Author:  OnkaBob [ Fri Jan 23, 2015 10:35 pm ]
Post subject:  Re: linear joints for wood strips/boards

I'd call that a halved lap joint and would estimate it as being close to half as strong as the original ply as well as considerably weaker than scarf or butt block joints.

The problem with it is that in 2 places there is a butt joint extending half way through the ply and since butt joints have very little bending strength it is like being reduced to half the original thickness at those points.

There is a butt joint when using butt blocks but the backing piece is the full thickness of the ply so as long as it is wide enough the joint will be close to original strength .

With the scarf there is a gradual reduction of one side as the other gradually increases so at no point is there a significant reduction in effective thickness.

As long as the joints are glued well the scarf and butt block joints are going to last but the halved lap is likely to crack at the outside half butt joint when flexed. So, for the amount of work involved to get away from butt blocks you may as well do a scarf.

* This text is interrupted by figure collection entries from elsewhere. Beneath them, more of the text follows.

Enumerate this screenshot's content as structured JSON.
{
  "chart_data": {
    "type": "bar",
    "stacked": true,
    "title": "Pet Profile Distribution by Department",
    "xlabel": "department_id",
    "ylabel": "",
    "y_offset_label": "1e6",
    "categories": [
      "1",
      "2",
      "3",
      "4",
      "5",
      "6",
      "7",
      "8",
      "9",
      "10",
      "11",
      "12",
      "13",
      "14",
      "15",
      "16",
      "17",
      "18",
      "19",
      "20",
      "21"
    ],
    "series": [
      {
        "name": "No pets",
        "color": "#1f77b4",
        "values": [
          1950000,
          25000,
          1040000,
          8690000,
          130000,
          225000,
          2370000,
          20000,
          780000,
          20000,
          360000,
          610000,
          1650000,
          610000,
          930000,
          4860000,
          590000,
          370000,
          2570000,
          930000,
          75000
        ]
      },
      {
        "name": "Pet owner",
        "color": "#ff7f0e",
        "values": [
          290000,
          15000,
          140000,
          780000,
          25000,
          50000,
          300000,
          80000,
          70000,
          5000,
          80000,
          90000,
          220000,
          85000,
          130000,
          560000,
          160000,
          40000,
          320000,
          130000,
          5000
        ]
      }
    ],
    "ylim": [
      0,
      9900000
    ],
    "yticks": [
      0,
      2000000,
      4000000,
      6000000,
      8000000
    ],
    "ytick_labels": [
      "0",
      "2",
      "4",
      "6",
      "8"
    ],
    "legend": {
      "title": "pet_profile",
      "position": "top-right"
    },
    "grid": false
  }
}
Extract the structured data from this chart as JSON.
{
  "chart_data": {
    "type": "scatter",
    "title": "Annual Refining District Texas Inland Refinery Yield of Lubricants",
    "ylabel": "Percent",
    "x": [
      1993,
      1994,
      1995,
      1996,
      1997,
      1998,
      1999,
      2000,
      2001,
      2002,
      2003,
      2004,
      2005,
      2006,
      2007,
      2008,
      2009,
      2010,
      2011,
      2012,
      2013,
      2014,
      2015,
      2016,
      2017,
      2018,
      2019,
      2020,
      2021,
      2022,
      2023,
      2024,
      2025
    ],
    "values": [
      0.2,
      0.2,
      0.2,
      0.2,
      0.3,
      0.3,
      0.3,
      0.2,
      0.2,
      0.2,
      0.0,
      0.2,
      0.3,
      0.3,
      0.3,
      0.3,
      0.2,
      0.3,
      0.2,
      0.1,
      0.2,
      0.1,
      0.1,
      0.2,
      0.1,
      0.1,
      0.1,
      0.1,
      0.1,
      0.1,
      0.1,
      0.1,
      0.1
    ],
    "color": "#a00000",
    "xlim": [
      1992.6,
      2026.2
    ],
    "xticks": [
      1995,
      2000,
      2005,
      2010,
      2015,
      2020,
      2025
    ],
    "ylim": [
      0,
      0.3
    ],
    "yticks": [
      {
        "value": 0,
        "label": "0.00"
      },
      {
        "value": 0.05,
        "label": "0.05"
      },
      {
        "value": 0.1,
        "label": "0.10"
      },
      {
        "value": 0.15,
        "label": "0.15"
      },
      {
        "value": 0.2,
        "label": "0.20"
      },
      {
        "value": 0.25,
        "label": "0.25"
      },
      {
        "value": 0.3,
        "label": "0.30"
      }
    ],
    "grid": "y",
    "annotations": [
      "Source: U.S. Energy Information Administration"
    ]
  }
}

Author:  LesForgue [ Fri Jan 23, 2015 10:51 pm ]
Post subject:  Re: linear joints for wood strips/boards

Thanks for the replies.

Had been wondering since I was considering buying sticks too short for the gunnels and joining them,
now if ever I do that I would try scarfing probably,

but when I seen how much clearer and straighter the 16 foot sticks are at the store, I will buy a 4 or 6 inch by 16 foot piece to rip my gunnels from. (for the JEM Trapper 15-3)

Thanks.

and Thanks Matt for this forum even being here!

Author:  jem [ Sat Jan 24, 2015 10:15 am ]
Post subject:  Re: linear joints for wood strips/boards

Puzzle joints work to both join and align. The tolerances of the cut have to be very precise to achieve that. We're talking like 1/32" precision. That's why they typically limited to CNC or specialized bench tooling. The panels also have to be lengthened a bit to compensate for the length of the interlocking teeth.